井上尚弥と5.6東京ドームで戦う“悪童”ネリは本当に優等生に改心したのか?…山中慎介氏と“歴史的和解”後にインチキで勝った「あの試合はイージーだった」との問題発言を繰り返す
ただすべての懸念事項がクリアされれば 36戦35勝(27KO)1敗の戦績を持つネリは、過去最強の挑戦者だろう。スーパーバンタム級に階級を上げてからWBC王者となり、2階級制覇に成功した。WBA王者だったブランドン・フィゲロア(米国)との統一戦に7回にKO負けし、その統一王者をスティーブ・フルトン(米国)が破り、そのフルトンに井上が勝ったわけだが、ネリは、WBCの挑戦者決定戦も含めて、現在4連勝中。

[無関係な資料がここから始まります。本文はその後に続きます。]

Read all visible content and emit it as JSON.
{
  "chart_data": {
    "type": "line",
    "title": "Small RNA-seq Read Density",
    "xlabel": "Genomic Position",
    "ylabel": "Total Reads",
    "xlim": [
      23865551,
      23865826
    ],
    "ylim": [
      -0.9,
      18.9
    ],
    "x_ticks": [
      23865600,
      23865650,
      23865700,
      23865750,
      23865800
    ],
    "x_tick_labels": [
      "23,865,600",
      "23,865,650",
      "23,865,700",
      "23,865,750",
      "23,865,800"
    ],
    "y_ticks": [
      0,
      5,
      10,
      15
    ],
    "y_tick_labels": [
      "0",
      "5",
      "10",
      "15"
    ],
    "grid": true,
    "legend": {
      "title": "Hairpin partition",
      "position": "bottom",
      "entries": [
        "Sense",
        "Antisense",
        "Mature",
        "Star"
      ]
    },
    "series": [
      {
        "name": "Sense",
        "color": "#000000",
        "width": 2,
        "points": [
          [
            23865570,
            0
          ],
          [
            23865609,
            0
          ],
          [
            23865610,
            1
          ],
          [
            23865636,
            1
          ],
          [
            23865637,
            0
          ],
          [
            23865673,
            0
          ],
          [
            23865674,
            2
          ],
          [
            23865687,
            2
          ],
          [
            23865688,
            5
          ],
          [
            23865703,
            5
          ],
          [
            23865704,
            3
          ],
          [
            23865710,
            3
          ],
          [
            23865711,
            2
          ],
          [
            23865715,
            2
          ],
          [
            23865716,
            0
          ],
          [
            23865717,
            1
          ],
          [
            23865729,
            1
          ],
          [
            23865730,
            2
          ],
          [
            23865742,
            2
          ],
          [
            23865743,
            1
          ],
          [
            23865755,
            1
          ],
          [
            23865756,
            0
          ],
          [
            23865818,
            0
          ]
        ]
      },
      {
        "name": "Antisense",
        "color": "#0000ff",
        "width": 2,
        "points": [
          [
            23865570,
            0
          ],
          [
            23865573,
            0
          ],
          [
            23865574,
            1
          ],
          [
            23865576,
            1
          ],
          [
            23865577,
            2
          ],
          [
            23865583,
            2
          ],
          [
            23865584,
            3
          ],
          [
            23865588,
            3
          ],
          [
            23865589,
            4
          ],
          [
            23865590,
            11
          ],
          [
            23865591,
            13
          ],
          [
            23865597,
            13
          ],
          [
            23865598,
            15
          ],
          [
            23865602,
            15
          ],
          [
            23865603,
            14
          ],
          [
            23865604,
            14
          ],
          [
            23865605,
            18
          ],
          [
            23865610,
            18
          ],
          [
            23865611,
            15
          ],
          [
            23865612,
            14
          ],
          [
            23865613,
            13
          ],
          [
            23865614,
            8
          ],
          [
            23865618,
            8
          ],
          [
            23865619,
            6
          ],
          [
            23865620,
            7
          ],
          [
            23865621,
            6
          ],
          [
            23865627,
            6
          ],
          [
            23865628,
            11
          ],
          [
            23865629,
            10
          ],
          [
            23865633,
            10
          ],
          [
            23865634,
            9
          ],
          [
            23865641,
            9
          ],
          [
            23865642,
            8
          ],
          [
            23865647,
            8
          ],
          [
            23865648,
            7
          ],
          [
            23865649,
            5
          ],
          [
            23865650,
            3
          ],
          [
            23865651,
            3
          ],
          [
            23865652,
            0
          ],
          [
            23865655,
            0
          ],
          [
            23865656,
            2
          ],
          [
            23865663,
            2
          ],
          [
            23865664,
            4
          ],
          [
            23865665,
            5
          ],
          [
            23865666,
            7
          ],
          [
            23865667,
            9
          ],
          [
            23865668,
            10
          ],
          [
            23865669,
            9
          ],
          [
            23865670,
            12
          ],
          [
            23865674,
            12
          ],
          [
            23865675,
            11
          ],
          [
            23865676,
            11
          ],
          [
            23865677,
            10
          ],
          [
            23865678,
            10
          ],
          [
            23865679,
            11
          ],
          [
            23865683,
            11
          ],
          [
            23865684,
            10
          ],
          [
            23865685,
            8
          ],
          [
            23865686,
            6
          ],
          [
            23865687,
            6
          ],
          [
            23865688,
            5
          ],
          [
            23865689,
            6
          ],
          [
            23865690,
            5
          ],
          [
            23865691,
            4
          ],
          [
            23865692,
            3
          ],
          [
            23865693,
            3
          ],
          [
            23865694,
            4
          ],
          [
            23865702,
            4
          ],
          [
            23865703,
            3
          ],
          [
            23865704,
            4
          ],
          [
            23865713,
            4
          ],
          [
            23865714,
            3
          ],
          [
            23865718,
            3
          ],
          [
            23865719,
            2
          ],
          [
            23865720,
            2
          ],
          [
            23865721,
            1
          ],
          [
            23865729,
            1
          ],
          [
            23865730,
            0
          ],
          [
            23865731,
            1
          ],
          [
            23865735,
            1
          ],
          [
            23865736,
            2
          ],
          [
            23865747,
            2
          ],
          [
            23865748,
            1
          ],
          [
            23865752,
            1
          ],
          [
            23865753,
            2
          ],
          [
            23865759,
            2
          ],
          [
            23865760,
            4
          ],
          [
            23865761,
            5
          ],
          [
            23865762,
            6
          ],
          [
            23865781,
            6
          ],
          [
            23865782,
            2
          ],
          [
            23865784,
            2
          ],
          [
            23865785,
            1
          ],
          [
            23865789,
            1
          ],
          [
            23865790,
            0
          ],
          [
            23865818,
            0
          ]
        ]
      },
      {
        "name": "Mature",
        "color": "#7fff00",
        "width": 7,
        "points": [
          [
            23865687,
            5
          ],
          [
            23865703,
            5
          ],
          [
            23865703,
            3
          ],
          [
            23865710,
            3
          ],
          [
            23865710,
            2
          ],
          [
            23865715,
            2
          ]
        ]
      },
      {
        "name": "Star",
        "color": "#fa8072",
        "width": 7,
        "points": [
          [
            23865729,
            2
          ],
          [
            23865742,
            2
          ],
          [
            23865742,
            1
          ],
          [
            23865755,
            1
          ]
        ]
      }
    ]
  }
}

サウスポースタイルからラフに左右のパンチを打ち込んでくる回転力と突進力には要注意。何をやってくるかわからない不気味さがある。おまけにKO率は75%だ。
危険なマッチメイクをした大橋会長も言う。
「パンチ力は過去一番のクラス。ドネアもあったけど怖さはネリの方がある。ここ最近、井上に勝ちにくる、倒しにくるボクサーはほぼいなかった。ネリは、この2つが揃ったボクサー。勝負は早い。前半で勝負が決まるかも」
井上も警戒している。
「気を引き締めていかねばならない戦いだと思う。過去一、仕上げなければならない。試合内容として凄く白熱する試合になると予想している。一発のパンチはあるなという印象がある。映像を見ている限り、打たれ強い選手だと感じる。ストロングポイントをあげるなら、そこかなと」
だが、パウンド・フォー・パウンドに敵はいない。
「4団体の王者としてふさわしい試合をしたい。ネリに対して圧倒的に勝てばキャリアのなかでステップアップできる。まず勝つことが大前提。内容的にはネリに何もさせずに勝つ。そこを目指して挑戦していきたい」
すでにサウスポーのメキシコ人パートナーを2人呼び対ネリ対策を講じてのスパーリングがスタートしている。
また今回の東京ドーム大会には、日本のボクシング史上初となる4大世界戦が組まれた。2月24日に元IBF世界スーパーフライ級王者のヘルウィン・アンカハス(フィリピン)との激闘をKOで決着したばかりの弟で、WBA世界バンタム級王者の井上拓真(大橋)が同級1位の石田匠(井岡)と2度目の防衛戦を行い、WBA世界フライ級王者のユーリ阿久井政悟(倉敷守安)がV1戦で同級3位でOPBF東洋太平洋同級王者の桑原拓(大橋)の挑戦を受け、元K-1王者の武居由樹(大橋)がWBO世界バンタム級王者のジェイソン・マロニー(豪州)に初挑戦する。井上は「全勝してこの日を締めくくりたい」と言い、このことも2階級4団体統一王者のモチベーションを高めるプラス要素となっている。
会見最後のフォトセッション。2人はほとんど目を合わせなかったが、最後にどちらからともなく手を差し出して握手を交わした。ネリは、一瞬笑った後に、すっと真顔に戻り敵意を見せた。